While these assumptions will never perfectly describe the reality of statistical analysis, they are a useful simplification within the classical paradigm of statistical analysis. In the classical paradigm, a domain expert with intimate knowledge of the natural phenomena that generated a data set D distills her expertise into a statistical model indexed by some parameter as well as a prior belief over reasonable values of said parameter. While this paradigm continues to adequately describe many scientific inquiries, the increasing availability of large scale data sets, computational power, and sophisticated black box models has given rise to a second way of performing statistical inference—the machine learning paradigm of statistical analysis. Where the classical paradigm was data-centric, the machine learning paradigm is model-centric: rather than seeking a parsimonious model that is hand-crafted to describe a single given data set D, models are instead intractable, overparameterised and often explicitly designed to adequately represent an inordinately large collection of possible data sets. In practice, this means that priors and models constructed in the machine learning paradigm are often determined before having knowledge about the nature of a data set to be analysed. Unfortunately, this violates assumptions 1 and 2 and leads to problems with misspecification. Beyond that, due to their aim of being near-universal black box modelling tools, statistical models specified in this way often are complex or intractable.

As a result, traditional Bayesian computation is infeasible, which leads to a violation of assumption 3. As a consequence, using standard Bayesian posteriors for inference within the machine learning paradigm is problematic for a number of practical reasons. These include a lack of robustness, ill-informed priors, and intractability. To address these problems, a number of generalised Bayes-like procedures have been proposed in the past: PAC-Bayes, Safe Bayes, and generalised belief updates. The optimisation-centric generalisation that I have introduced in my previous work recovers these pre-existing extensions, and axiomatically justifies a much larger class of generalised posterior distributions capable of addressing a variety of problems.

Use Cases

There is ample cause for further research on optimisation-centric generalised Bayesian methods: they reconcile the practices of modern large-scale inference with the assumptions underpinning Bayesian statistics. This has at least two significant practical advantages.

Enhancing Robustness: because it relies on assumptions 1 and 2, the standard Bayesian paradigm is not robust to poorly specified models or prior beliefs. Consequently, it results in misleading uncertainty quantification in various conditions that are frequently encountered in practice. This includes outliers, heterogeneous or contaminated data, and dependence of observations. Fortunately, generalised Bayesian posteriors overcome these issues and result in better uncertainty quantification.
Simplifying Computation: by virtue of its optimisation-centric nature, the generalisation studied as part of this fellowship can directly simplify computation relative to standard Bayesian posteriors. This has important ramifications for computationally intensive contexts such as intractable likelihoods, simulator-based inference, or variational methods in highly-parameterized models.
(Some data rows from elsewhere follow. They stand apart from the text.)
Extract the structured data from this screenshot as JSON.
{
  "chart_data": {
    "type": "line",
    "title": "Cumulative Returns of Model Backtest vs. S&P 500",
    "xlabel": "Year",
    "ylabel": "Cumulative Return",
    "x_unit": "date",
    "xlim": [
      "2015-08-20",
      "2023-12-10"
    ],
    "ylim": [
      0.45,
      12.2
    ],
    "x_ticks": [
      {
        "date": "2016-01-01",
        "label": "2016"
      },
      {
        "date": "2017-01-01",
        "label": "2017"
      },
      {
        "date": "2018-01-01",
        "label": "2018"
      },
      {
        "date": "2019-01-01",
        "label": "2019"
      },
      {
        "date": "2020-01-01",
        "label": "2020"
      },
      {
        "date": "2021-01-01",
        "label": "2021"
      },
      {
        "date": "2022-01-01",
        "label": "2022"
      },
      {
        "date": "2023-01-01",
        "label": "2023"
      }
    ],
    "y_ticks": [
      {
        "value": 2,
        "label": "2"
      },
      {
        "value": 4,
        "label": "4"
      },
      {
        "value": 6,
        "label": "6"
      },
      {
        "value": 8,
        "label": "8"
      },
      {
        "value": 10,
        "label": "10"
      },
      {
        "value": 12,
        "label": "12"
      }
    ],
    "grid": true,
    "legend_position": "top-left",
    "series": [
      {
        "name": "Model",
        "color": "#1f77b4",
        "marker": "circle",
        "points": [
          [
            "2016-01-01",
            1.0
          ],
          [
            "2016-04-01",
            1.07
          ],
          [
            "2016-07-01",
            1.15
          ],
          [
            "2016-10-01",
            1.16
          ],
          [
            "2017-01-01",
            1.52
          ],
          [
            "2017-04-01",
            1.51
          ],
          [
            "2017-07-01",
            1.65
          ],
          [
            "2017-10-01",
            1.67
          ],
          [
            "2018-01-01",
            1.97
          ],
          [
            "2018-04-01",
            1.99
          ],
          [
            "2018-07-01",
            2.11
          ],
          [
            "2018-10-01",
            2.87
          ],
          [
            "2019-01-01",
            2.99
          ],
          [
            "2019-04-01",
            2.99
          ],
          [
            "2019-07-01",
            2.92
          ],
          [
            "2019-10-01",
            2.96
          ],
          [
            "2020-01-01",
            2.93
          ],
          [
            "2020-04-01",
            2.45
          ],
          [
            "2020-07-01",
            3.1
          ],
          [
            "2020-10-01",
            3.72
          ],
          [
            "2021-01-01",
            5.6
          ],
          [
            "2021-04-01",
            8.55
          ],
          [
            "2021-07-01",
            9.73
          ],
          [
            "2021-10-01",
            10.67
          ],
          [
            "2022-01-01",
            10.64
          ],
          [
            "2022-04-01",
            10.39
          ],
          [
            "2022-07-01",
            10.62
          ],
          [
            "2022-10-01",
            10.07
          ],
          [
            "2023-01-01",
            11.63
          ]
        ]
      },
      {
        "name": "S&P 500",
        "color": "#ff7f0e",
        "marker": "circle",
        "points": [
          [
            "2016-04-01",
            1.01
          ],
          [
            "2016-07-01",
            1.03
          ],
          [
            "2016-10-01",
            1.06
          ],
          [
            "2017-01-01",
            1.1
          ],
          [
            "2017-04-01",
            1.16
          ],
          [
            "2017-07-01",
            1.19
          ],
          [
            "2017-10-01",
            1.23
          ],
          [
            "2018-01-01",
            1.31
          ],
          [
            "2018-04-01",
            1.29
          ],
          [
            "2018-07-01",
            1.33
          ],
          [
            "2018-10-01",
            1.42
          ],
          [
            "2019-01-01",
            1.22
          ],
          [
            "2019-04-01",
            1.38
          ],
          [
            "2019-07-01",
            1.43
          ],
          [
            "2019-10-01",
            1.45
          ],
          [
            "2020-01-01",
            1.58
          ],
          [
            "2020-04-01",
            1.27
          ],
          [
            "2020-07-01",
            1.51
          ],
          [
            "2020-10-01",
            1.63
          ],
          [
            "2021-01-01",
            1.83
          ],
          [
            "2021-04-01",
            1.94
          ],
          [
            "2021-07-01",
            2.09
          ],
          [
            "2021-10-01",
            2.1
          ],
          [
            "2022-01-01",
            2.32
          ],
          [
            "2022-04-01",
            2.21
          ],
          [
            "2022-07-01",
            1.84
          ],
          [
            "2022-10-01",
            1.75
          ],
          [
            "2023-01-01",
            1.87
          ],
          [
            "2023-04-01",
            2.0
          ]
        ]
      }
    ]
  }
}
Some statistical applications that have already benefited from these developments are the following:

Time-ordered problems: due to their increased robustness, generalised posteriors have found great success in changepoint detection problems, sequential Monte Carlo methods, and more recently for regret guarantees in on-line learning.
Bayesian Machine Learning: black box models such as neural networks or Deep Gaussian Processes invariably suffer under model misspecification and poorly specified priors. Optimisationcentric generalised Bayesian posteriors can address both issues at once, and dramatically improve the reliability and robustness of uncertainty quantification in such models.